A la tercera pregunta respondió
que sí el 82%, por lo que le correspondió el tercer lugar en América Latina y
el Caribe, superada por Trinidad y Tobago, que ocupó el segundo con el 86%.
En importantes países de América
Latina, como Argentina, México, Brasil y Chile, respondieron que sí a la
pregunta el 57%, 56%, 52% y 43%, respectivamente, de los encuestados. Con
mejores resultados que estos quedaron República Dominicana, Panamá, Uruguay,
Belice y Bolivia, con 76%, 73%, 70%, 66 y 65%. Paraguay y Haití se encuentran
entre los peor ubicados, con el 17%.
Cuba coopera gratuitamente con
estos dos y otros muchos países hermanos del hemisferio, tanto en educación
como en salud, poniendo especial énfasis en la formación de personal médico.
Así Cuba cumple modestamente su deber martiano: “¡Patria es humanidad! ”, como
afirmó nuestro Héroe Nacional.
El 19 de mayo se cumplió el 113
aniversario de su muerte, que tuvo lugar en Dos Ríos el año 1895. Como todo el
mundo conoce, la intervención militar de Estados Unidos frustró la
independencia de nuestra patria. Incontables patriotas habían muerto en la
lucha a lo largo de casi 30 años.
La poderosa potencia del norte
fue siempre hostil a nuestra lucha, pues desde hacía mucho tiempo le había
asignado el destino manifiesto de formar parte de su territorio en plena
expansión.
Llegado el momento, la decadencia
del imperio español, donde nunca se ponía el Sol, le facilitó el zarpazo a la
nueva potencia imperial para arrebatarle Cuba, Puerto Rico, Filipinas y Guam.
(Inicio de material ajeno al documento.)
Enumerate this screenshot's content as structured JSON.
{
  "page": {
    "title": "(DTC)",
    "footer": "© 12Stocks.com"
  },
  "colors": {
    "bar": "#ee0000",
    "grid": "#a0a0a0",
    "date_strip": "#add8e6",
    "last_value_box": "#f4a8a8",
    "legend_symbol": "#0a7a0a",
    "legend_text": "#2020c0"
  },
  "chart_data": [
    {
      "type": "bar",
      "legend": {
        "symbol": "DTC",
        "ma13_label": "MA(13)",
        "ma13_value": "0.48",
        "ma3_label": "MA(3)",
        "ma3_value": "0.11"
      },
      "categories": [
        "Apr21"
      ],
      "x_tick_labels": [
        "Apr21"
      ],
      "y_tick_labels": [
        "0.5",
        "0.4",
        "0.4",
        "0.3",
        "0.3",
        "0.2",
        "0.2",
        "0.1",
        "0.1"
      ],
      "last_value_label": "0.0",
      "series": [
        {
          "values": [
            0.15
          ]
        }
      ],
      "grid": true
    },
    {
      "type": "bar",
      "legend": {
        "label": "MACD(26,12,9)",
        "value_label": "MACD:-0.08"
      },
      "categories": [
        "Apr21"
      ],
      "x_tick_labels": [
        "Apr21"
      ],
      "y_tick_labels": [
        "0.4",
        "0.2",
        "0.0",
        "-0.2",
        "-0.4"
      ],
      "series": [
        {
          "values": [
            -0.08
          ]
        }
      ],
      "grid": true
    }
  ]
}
Buscó los pretextos, utilizó el engaño y la mentira, reconoció que de hecho y
de derecho el pueblo cubano era libre e independiente, con lo cual buscaba el
apoyo de sus aguerridos combatientes para apoyar la guerra de los
interventores.
En aquella lucha final los
españoles hicieron gala de la habitual valentía de sus soldados y de la
estupidez de su gobierno. La escuadra de Cervera fue aniquilada barco a barco,
a la salida de la Bahía de Santiago de Cuba, por los acorazados
norteamericanos, como hemos explicado otras veces, casi sin poder disparar un
cañonazo. El gran fraude vino después cuando ya, desarmado el pueblo,
impusieron a Cuba la Enmienda Platt y acuerdos económicos leoninos; el país,
destruido y desangrado, pasó a ser inexorablemente una propiedad de Estados
Unidos.
Esa es la historia real.
¿Qué viene ocurriendo en los
últimos tiempos? Enloquecen ante la indoblegable resistencia de nuestro pueblo
y su avance modesto hacia un mundo más justo, pese a la desaparición del campo
socialista y de la URSS.
Radio Martí, Televisión Martí y
otras formas sofisticadas de agresión mediática son insultos al nombre del
Apóstol de la Independencia, con lo que tratan de humillar al pueblo cubano y
destruir su resistencia.
Un diluvio de discursos y
mentiras se enfilan contra Cuba. Habla McCain, candidato de Bush a la
Presidencia del imperio; habla el propio Bush. ¿Contra quién? Contra Martí. ¿En
nombre de quién? De Martí.
Se refieren a torturas atroces,
algo que jamás ha ocurrido en nuestro país, y hasta el menos informado de los
cubanos lo sabe. ¿Y quiénes hablan de torturas? McCain, el candidato, y George
W. Bush, el Presidente.
¿Qué declara el candidato?
“Me gustaría darles las gracias a
mis dos amigos queridos del Congreso, Lincoln y Mario Díaz-Balart, que son
grandes defensores de la libertad del pueblo de Cuba. Son hombres de honor y de
integridad. Yo los respeto y admiro muchísimo. Son los mejores miembros del
Congreso con los que he podido trabajar y que he conocido…”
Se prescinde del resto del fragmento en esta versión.